Adulte en France, enfant au Maroc
C’est l’histoire d’un revenant, qui pourrait être Maânouni lui-même. Amine est un enfant de Fès, parti en France, rentré alors que plus personne ne l’attendait. Il renoue avec les fragments de sa propre histoire, règle ses comptes avec le passé, redécouvre Fès (la ville est l’un des personnages centraux du film). Et reste sur place, un peu suspendu dans le temps, comme gagné par la torpeur du bled. Amine, donc, ou le stéréotype de l’enfant marocain, écrasé chez lui, grandi en Europe, mais re(de)venu petit, tout petit, à son retour au pays. L’adulte revenu de tout est resté un enfant aux yeux des siens. Il bute toujours sur les petites choses de la vie, l’amour par exemple, incapable de développer un flirt ou de s’approcher du domicile de sa bien-aimée, sans s’attirer les foudres de tout un quartier. Le scénario fait mouche par son écriture fluide, la “marocanité” qui transpire de tous les plans. Dans ce sens, on n’est pas vraiment loin des premiers films de Maânouni, toujours aussi soucieux de la bonne note (de musique), du détail dans l’expression des visages, des tics qui trahissent une émotion. La continuité est palpable au niveau de l’image, bien soignée, avec la nette impression d’être travaillée au corps, sans oublier un grand travail sur la lumière, ici utilisée comme un élément du scénario.

La narration passe (un peu) par les dialogues, beaucoup par les instruments “purs”, propres à la cinématographie : l’image, le son, le rythme, en un mot la technique, qui constitue à elle seule un important dispositif narratif. C’est l’un des (nombreux) bonus du film, en plus d’un casting réussi, mixant les figures connues (Marouazi, Bahloul, Khouloud) et les visages nouveaux, pour la plupart dénichés à Fès même. Les Cœurs brûlés a gagné le Grand prix du dernier Festival marocain du film. Il fait partie de cette belle cuvée 2007-2008, au sein de laquelle on a déjà découvert Adieu mères de Mohamed Ismaïl, ou Les Jardins de Samira de Latif Lahlou. En attendant, demain, deux importants films : le premier long du chorégraphe Lahcen Zinoun (Oud Al Ward), déjà auteur de trois courts très remarqués, et le quatrième film de Daoud Aoulad Syad, le très fort En attendant Pasolini, aussi déterminant que l’initial Adieu forain.

Come-back and stay !
Le cinéma marocain va mieux, bien.
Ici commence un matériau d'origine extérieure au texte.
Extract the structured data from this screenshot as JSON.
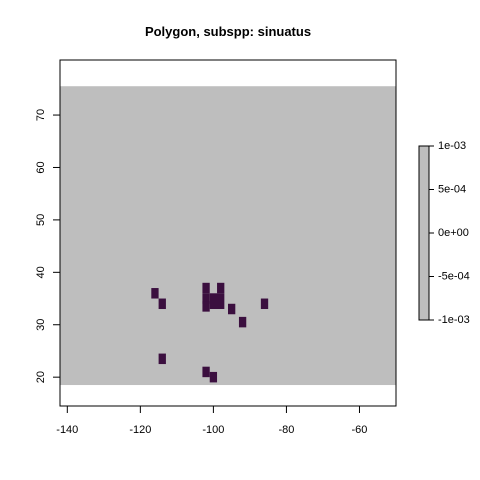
{
  "chart_data": {
    "type": "heatmap",
    "title": "Polygon, subspp: sinuatus",
    "xlabel": "",
    "ylabel": "",
    "xlim": [
      -142,
      -50
    ],
    "ylim": [
      14.5,
      80.5
    ],
    "x_ticks": [
      -140,
      -120,
      -100,
      -80,
      -60
    ],
    "y_ticks": [
      20,
      30,
      40,
      50,
      60,
      70
    ],
    "grid": false,
    "raster_extent": {
      "x": [
        -142,
        -50
      ],
      "y": [
        18.5,
        75.5
      ]
    },
    "background_color": "#bebebe",
    "cell_color": "#3b0f3f",
    "cell_size": 2,
    "cells": [
      {
        "x": -116,
        "y": 36
      },
      {
        "x": -114,
        "y": 34
      },
      {
        "x": -102,
        "y": 37
      },
      {
        "x": -98,
        "y": 37
      },
      {
        "x": -102,
        "y": 35
      },
      {
        "x": -102,
        "y": 33.5
      },
      {
        "x": -99,
        "y": 34.5,
        "w": 4,
        "h": 3
      },
      {
        "x": -95,
        "y": 33
      },
      {
        "x": -92,
        "y": 30.5
      },
      {
        "x": -86,
        "y": 34
      },
      {
        "x": -114,
        "y": 23.5
      },
      {
        "x": -102,
        "y": 21
      },
      {
        "x": -100,
        "y": 20
      }
    ],
    "legend": {
      "placement": "right",
      "color": "#bebebe",
      "range": [
        -0.001,
        0.001
      ],
      "tick_labels": [
        "1e-03",
        "5e-04",
        "0e+00",
        "-5e-04",
        "-1e-03"
      ]
    }
  }
}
Il était temps. Ahmed Maânouni, lui, réintègre un giron qu’il n’aurait jamais dû quitter : celui des cinéastes affranchis, libres de leur art, maîtres de leurs instruments, très simplement. On l’a attendu, attendu. Et il est revenu, comme le personnage principal de son nouveau film. Sauf qu’il n’est pas si petit. Il a gagné en épaisseur, en étoffe. Il peut, comme n’importe quel bon cinéaste du monde, truffer son film de références personnelles, de lubies (la couleur et le noir et blanc, la fin mystico-poétique), sans alourdir son propos. Il peut, mieux, reposer une partie de son écriture, de ses ambitions pour le film, sur une lumière, un cadrage, un montage. Et ça, c’est bien !

(Les Cœurs brûlés sort en salle le 20 février).